Nearly 2,500 people have signed a petition to save an historic church in Truro from demolition.
St Paul’s Church, on Tregolls Road, has been under threat since it closed in 2008 because parts are deemed structurally unsound.
The Truro Diocese has been trying to find a buyer – in 2019 it was on the market for £100,000 – but with repair costs estimated in the low millions, nobody is willing to take it on.
Campaigners have been trying to save St Paul’s because of its historic value. The Cornish Buildings Group – a group which champions historic buildings – has gathered thousands of signatures in support with a petition.

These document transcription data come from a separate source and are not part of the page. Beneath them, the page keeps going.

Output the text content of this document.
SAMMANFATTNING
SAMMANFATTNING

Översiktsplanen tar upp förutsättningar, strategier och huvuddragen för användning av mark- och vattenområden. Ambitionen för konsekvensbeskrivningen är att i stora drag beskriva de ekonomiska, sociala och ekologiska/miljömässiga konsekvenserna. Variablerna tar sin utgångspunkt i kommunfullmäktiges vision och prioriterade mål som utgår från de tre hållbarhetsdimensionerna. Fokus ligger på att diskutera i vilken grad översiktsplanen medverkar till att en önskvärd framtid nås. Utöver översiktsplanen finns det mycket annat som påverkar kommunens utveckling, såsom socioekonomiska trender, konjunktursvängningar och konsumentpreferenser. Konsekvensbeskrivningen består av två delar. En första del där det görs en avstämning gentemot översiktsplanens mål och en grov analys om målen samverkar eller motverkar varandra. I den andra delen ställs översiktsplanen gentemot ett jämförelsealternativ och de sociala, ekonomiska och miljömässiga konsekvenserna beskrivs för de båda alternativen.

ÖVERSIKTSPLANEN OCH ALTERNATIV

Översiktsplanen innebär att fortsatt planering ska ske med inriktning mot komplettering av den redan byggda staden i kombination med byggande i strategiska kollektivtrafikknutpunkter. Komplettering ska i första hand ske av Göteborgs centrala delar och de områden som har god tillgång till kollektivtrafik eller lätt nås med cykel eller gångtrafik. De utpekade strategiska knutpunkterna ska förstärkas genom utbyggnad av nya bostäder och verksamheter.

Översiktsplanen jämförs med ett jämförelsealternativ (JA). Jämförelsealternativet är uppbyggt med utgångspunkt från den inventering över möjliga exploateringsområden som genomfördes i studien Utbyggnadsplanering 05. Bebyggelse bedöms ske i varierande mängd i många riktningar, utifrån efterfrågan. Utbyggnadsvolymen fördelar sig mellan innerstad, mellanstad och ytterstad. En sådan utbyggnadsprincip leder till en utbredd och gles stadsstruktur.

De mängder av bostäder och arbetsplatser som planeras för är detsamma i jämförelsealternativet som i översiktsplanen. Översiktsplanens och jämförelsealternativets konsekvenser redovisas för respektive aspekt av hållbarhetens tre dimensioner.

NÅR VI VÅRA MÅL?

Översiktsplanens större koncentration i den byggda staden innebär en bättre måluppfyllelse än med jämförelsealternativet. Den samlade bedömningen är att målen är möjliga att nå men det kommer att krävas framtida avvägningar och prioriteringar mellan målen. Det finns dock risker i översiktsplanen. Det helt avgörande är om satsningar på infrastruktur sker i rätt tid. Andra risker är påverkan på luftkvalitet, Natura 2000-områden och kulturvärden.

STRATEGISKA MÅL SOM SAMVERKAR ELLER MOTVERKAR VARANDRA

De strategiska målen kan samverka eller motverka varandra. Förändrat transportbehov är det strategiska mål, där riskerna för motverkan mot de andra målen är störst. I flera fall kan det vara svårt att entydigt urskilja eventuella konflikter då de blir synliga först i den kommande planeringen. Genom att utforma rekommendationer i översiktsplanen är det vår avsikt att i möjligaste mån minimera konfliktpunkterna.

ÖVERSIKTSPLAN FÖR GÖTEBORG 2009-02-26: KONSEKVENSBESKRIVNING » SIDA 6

Group chairman Paul Holden said St Paul’s is a richly ornamented Grade II-listed structure, designed by 19th century English architect JD Sedding.
It was consecrated in 1864 and extended in the 1880s.
He said: “We believe a new use should be sought for such a significant heritage asset within a conservation area. The Cornish Buildings Group e-petition is now nearing 2,500 signatures and is really gathering momentum.
“The trouble with the building is first the potential cost to repair the tower and second, what to do with a restricted site with no parking and poor access.
“I do believe no-one, including the church commissioners, actually wants the church to be demolished – it is an important heritage asset with strong community memories.
“However, it is a redundant building and something will have to be done in time. It has been on the market for some time with no serious interest taken for re-use.
“If demolition becomes a real prospect it will have to go through a due process which will include the diocese, council and community.“
The e-petition can be found at you.38degrees.org.uk/petitions/save-st-paul-s-church-truro.
Last year a pre-application for demolition was made to Cornwall Council, but it appeared no monitoring of the cracks had been done, as recommended by structural engineers.
An expert from Historic England was believed to have said the delineation of the stone work was not the worst case he had seen.
Cornwall Council said at that time, more evidence was needed about the structural condition.
The Cornish Buildings Group says as no additional information has been submitted, demolition still cannot be supported.
Comments online from people who have signed the petition include: “The parish of St Paul’s was central in my childhood,” and “I went to St Paul’s. The church was cracked then and hasn’t fallen down yet. As a civil engineer I believe it can be saved.”
Cornwall Council said the building was owned by the Diocese of Truro and there are no live planning applications associated with it.
A spokesperson said: “It is a listed building, so formal listed building consent would be required for any works of demolition or alteration.
“Planning permission is likely to be required for any such works and for any new development.
“Input from Historic England, our Conservation Team, National Amenity Societies and the local community would need to be part of any process going forward.”
And a spokesperson for the Diocese of Truro said St Paul’s had been on the market for nearly ten years but added: “Ensuring the building is safe and usable has been estimated at nearly £4 million and no buyer has been found.
“The tower and east end of the church were built from polyphant stone which weathers badly and has a life of only around 100 years when used externally. The east end was added in 1884 and the tower was completed in 1910. An engineering report in 2012 concluded the construction of the tower was critically flawed and in need of rebuilding.
“The diocese always tries to find uses for such buildings which will benefit the community but sadly the building is in such poor condition this has proved impossible.
“We have therefore concluded that despite all our efforts to find a suitable alternative use for the building, the Church Commissioners should take forward discussions with Historic England and then Cornwall Council with regard to the demolition of the church.”